The light itself is OK by now, but we still need a way to switch it off and on. The original Thinklight uses a keyboard combo to do that (fn+page-up), but implementing that would mean hacking the bios or interfacing directly to the keyboard-matrix. I decided to pick another key: capslock. The nice thing with this key is that it's got an indicator led that we can tap, and the key doesn't usually get tapped 2 times in a short period, so we can trigger on that. This means we do need to get access to the capslock-led, which means we need to open up the poor laptop even further...


I needed to unscrew half of the screws in the laptop, but finally the pcb containing the caps-led was found. It's in the middle of the pic.
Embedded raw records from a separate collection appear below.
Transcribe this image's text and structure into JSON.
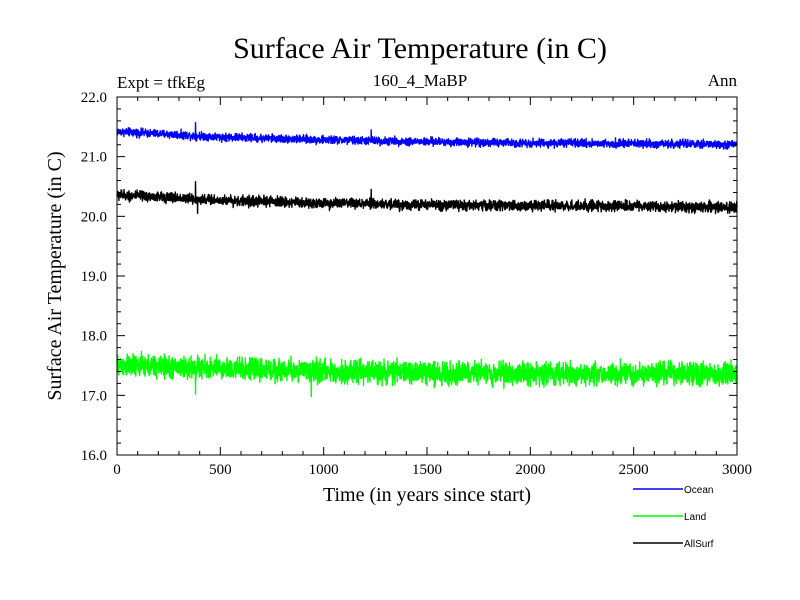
{
  "chart_data": {
    "type": "line",
    "title": "Surface Air Temperature (in C)",
    "subtitle": "160_4_MaBP",
    "annotation_left": "Expt = tfkEg",
    "annotation_right": "Ann",
    "xlabel": "Time (in years since start)",
    "ylabel": "Surface Air Temperature (in C)",
    "xlim": [
      0,
      3000
    ],
    "ylim": [
      16.0,
      22.0
    ],
    "x_major_ticks": [
      0,
      500,
      1000,
      1500,
      2000,
      2500,
      3000
    ],
    "x_tick_labels": [
      "0",
      "500",
      "1000",
      "1500",
      "2000",
      "2500",
      "3000"
    ],
    "y_major_ticks": [
      16,
      17,
      18,
      19,
      20,
      21,
      22
    ],
    "y_tick_labels": [
      "16.0",
      "17.0",
      "18.0",
      "19.0",
      "20.0",
      "21.0",
      "22.0"
    ],
    "grid": false,
    "legend_position": "bottom-right, below plot",
    "x_step": 1,
    "series": [
      {
        "name": "Ocean",
        "color": "#0000ff",
        "trend_x": [
          0,
          500,
          1000,
          1500,
          2000,
          2500,
          3000
        ],
        "trend_y": [
          21.42,
          21.33,
          21.28,
          21.25,
          21.23,
          21.22,
          21.2
        ],
        "noise_amplitude": 0.05,
        "spikes": [
          {
            "x": 380,
            "y": 21.57
          },
          {
            "x": 1230,
            "y": 21.45
          }
        ]
      },
      {
        "name": "Land",
        "color": "#00ff00",
        "trend_x": [
          0,
          500,
          1000,
          1500,
          2000,
          2500,
          3000
        ],
        "trend_y": [
          17.5,
          17.45,
          17.4,
          17.38,
          17.37,
          17.36,
          17.36
        ],
        "noise_amplitude": 0.14,
        "spikes": [
          {
            "x": 380,
            "y": 17.02
          },
          {
            "x": 940,
            "y": 16.98
          }
        ]
      },
      {
        "name": "AllSurf",
        "color": "#000000",
        "trend_x": [
          0,
          500,
          1000,
          1500,
          2000,
          2500,
          3000
        ],
        "trend_y": [
          20.36,
          20.27,
          20.22,
          20.19,
          20.18,
          20.17,
          20.15
        ],
        "noise_amplitude": 0.065,
        "spikes": [
          {
            "x": 380,
            "y": 20.58
          },
          {
            "x": 390,
            "y": 20.05
          },
          {
            "x": 1230,
            "y": 20.45
          }
        ]
      }
    ]
  }
}
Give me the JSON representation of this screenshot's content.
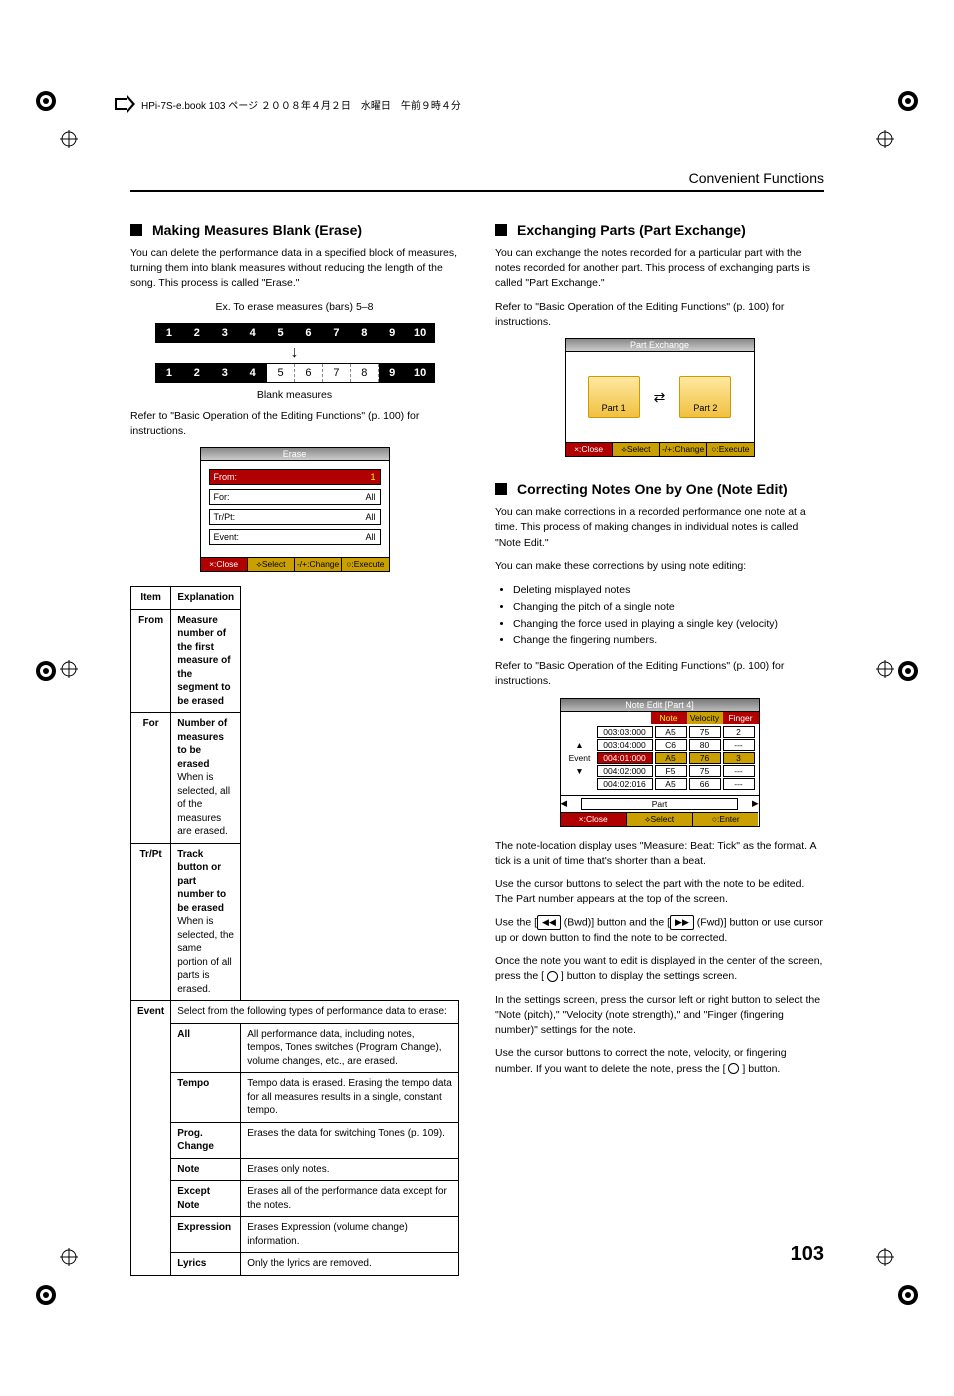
{
  "book_header": "HPi-7S-e.book  103 ページ  ２００８年４月２日　水曜日　午前９時４分",
  "page_section_title": "Convenient Functions",
  "page_number": "103",
  "left": {
    "h1": "Making Measures Blank (Erase)",
    "p1": "You can delete the performance data in a specified block of measures, turning them into blank measures without reducing the length of the song. This process is called \"Erase.\"",
    "caption1": "Ex. To erase measures (bars) 5–8",
    "diagram_cells": [
      "1",
      "2",
      "3",
      "4",
      "5",
      "6",
      "7",
      "8",
      "9",
      "10"
    ],
    "blank_label": "Blank measures",
    "p2": "Refer to \"Basic Operation of the Editing Functions\" (p. 100) for instructions.",
    "lcd": {
      "title": "Erase",
      "rows": [
        {
          "k": "From:",
          "v": "1",
          "active": true
        },
        {
          "k": "For:",
          "v": "All",
          "active": false
        },
        {
          "k": "Tr/Pt:",
          "v": "All",
          "active": false
        },
        {
          "k": "Event:",
          "v": "All",
          "active": false
        }
      ],
      "foot": [
        "×:Close",
        "⟡Select",
        "-/+:Change",
        "○:Execute"
      ]
    },
    "table": {
      "head": [
        "Item",
        "Explanation"
      ],
      "rows": [
        {
          "item": "From",
          "exp": "Measure number of the first measure of the segment to be erased",
          "bold": true
        },
        {
          "item": "For",
          "exp": "Number of measures to be erased\nWhen <All> is selected, all of the measures are erased.",
          "bold_first": true
        },
        {
          "item": "Tr/Pt",
          "exp": "Track button or part number to be erased\nWhen <All> is selected, the same portion of all parts is erased.",
          "bold_first": true
        }
      ],
      "event_intro": "Select from the following types of performance data to erase:",
      "event_label": "Event",
      "event_rows": [
        {
          "k": "All",
          "v": "All performance data, including notes, tempos, Tones switches (Program Change), volume changes, etc., are erased."
        },
        {
          "k": "Tempo",
          "v": "Tempo data is erased. Erasing the tempo data for all measures results in a single, constant tempo."
        },
        {
          "k": "Prog. Change",
          "v": "Erases the data for switching Tones (p. 109)."
        },
        {
          "k": "Note",
          "v": "Erases only notes."
        },
        {
          "k": "Except Note",
          "v": "Erases all of the performance data except for the notes."
        },
        {
          "k": "Expression",
          "v": "Erases Expression (volume change) information."
        },
        {
          "k": "Lyrics",
          "v": "Only the lyrics are removed."
        }
      ]
    }
  },
  "right": {
    "h1": "Exchanging Parts (Part Exchange)",
    "p1": "You can exchange the notes recorded for a particular part with the notes recorded for another part. This process of exchanging parts is called \"Part Exchange.\"",
    "p2": "Refer to \"Basic Operation of the Editing Functions\" (p. 100) for instructions.",
    "partex": {
      "title": "Part Exchange",
      "a": "Part 1",
      "b": "Part 2",
      "foot": [
        "×:Close",
        "⟡Select",
        "-/+:Change",
        "○:Execute"
      ]
    },
    "h2": "Correcting Notes One by One (Note Edit)",
    "p3": "You can make corrections in a recorded performance one note at a time. This process of making changes in individual notes is called \"Note Edit.\"",
    "p4": "You can make these corrections by using note editing:",
    "bullets": [
      "Deleting misplayed notes",
      "Changing the pitch of a single note",
      "Changing the force used in playing a single key (velocity)",
      "Change the fingering numbers."
    ],
    "p5": "Refer to \"Basic Operation of the Editing Functions\" (p. 100) for instructions.",
    "noteedit": {
      "title": "Note Edit [Part 4]",
      "head": [
        "Note",
        "Velocity",
        "Finger"
      ],
      "rows": [
        {
          "lab": "",
          "t": "003:03:000",
          "n": "A5",
          "v": "75",
          "f": "2"
        },
        {
          "lab": "▲",
          "t": "003:04:000",
          "n": "C6",
          "v": "80",
          "f": "---"
        },
        {
          "lab": "Event",
          "t": "004:01:000",
          "n": "A5",
          "v": "76",
          "f": "3",
          "sel": true
        },
        {
          "lab": "▼",
          "t": "004:02:000",
          "n": "F5",
          "v": "75",
          "f": "---"
        },
        {
          "lab": "",
          "t": "004:02:016",
          "n": "A5",
          "v": "66",
          "f": "---"
        }
      ],
      "part_label": "Part",
      "foot": [
        "×:Close",
        "⟡Select",
        "○:Enter"
      ]
    },
    "p6": "The note-location display uses \"Measure: Beat: Tick\" as the format. A tick is a unit of time that's shorter than a beat.",
    "p7": "Use the cursor buttons to select the part with the note to be edited. The Part number appears at the top of the screen.",
    "p8a": "Use the [",
    "p8b": " (Bwd)] button and the [",
    "p8c": " (Fwd)] button or use cursor up or down button to find the note to be corrected.",
    "p9a": "Once the note you want to edit is displayed in the center of the screen, press the [ ",
    "p9b": " ] button to display the settings screen.",
    "p10": "In the settings screen, press the cursor left or right button to select the \"Note (pitch),\" \"Velocity (note strength),\" and \"Finger (fingering number)\" settings for the note.",
    "p11a": "Use the cursor buttons to correct the note, velocity, or fingering number. If you want to delete the note, press the [ ",
    "p11b": " ] button."
  }
}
A close-up. The caps led is the one on the left, and close to it is its switching transistor, which has a point carrying 3.3V when the capslock-led is off.

After a bit of measuring, I found a few key points. I didn't use the 3.3V on the paper btw, there's a 5V-supply underneath L907 (top-left of the PCB). If you have another laptop and want to go hunting for power sources yourself, look at points like that, with multiple via's in parallel, first. You need 5V, btw, cause 3.3V usually isn't enough to light a white led reliably.

Leads connected to the important points and fixed with hot glue, all ready to get connected to the caps-detecting circuit.